For now, however, the future of accounting rulemaking is a bit uncertain. “The change in administration may mean we are taking a different route [to international financial reporting standards],” noted Allison Patti, an official from the SEC’s Office of the Chief Accountant, at an industry meeting.
She said that the SEC has no official position on the matter, but based on the congressional testimony of Mary Schapiro, the president’s pick to head the SEC, it makes sense to slow down the SEC timetable of moving American companies off of U.S. generally accepted accounting principles and onto IFRS. In that way, the SEC can make sure all the implications are studied and the opinions of stakeholders are considered.
The SEC expects to make a decision by 2010 regarding whether it will force American companies to file financial results using IFRS. The regulator has set 2014 as the year companies must make the transition to IFRS if the SEC gives them the green light. Patti also told the crowd at the 2009 SEC/FASB Conference — a confab sponsored by the New York State Society of Certified Public Accountants — that they had a chance to help craft IFRS rulemaking going forward.
“Future rulemaking will be shaped by [public] comments to determine what is the next best step,” she asserted, nudging audience members to file opinions with the SEC regarding its proposed IFRS rule and timetable. The deadline for public comment is February 19. She reckoned that the Obama administration would not abandon IFRS, but just “take a different path.”
Meanwhile, Public Company Accounting Oversight Board staffers are brushing up on international standards, supplementing their knowledge of U.S. GAAP with IFRS training, according to Mary Sjoquist, special counsel to the PCAOB member Bill Gradison. In addition to inspecting the work of auditors that verify the books of U.S. public companies, the PCAOB also inspects the work of foreign auditors that have clients listed on the American stock exchanges. So knowing IFRS helps them audit the foreign auditors.

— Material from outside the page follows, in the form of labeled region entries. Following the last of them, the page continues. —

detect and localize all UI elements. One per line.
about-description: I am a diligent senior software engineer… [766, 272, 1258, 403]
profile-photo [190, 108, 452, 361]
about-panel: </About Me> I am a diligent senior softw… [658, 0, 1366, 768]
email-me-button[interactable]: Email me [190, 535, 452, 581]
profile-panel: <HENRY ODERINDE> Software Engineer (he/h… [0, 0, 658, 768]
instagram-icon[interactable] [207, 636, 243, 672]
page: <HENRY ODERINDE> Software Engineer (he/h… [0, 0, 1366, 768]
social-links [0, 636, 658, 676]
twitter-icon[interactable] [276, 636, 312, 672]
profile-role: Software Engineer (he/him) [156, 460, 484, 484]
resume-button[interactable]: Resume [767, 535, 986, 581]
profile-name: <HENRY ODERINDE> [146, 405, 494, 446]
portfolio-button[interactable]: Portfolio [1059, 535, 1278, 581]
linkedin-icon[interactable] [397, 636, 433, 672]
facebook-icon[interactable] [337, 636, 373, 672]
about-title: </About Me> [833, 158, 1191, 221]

However, “Globalization is becoming one of the biggest challenges to the PCAOB,” Sjoquist told the audience. Indeed, the globalization of accounting rules came to a head earlier this month, when the work of Price Waterhouse India, the auditor for Satyam Computer Services, was called into question after the CEO of the Bangalore-based outsourcer confessed to orchestrating a $1 billion accounting scam. As a result, some observers also questioned whether PCAOB was doing a good job of spotting deficiencies in the audit procedures of foreign firms. Satyam is listed on stock exchanges in Mumbai and New York.
While the SEC awaits a new chairman and a new agenda, the Financial Accounting Standards Board and its overseas counterpart, the International Accounting Standards Board, are moving forward with their top priority of converging U.S. GAAP and IFRS into one set of global standards, noted FASB member Thomas Linsmeier. Since 2002, the boards have been meshing the two sets of standards to cut complexity out of the system, while improving the rules along the way.
By 2011, Canada, Japan, China, and South Korea will join the European Union in requiring companies to file financial results using IFRS, added Linsmeier. But it is still unclear whether the new administration will lean on the SEC to speed up the transition to IFRS. While Schapiro appears to favor slowing the process down, Obama economic advisor Paul Volcker, a former chairman of the Federal Reserve board, delivered a ringing endorsement of IFRS this week, as part of a reworked regulatory system.
Despite a push from Volcker however, the tortoise approach may win out over a hare approach in the race to international standards. Indeed, no matter what the SEC decides, universities and colleges are ill-prepared to teach IFRS to burgeoning accountants, and veteran accounting practitioners have little knowledge of the rules, and not many places to retrain.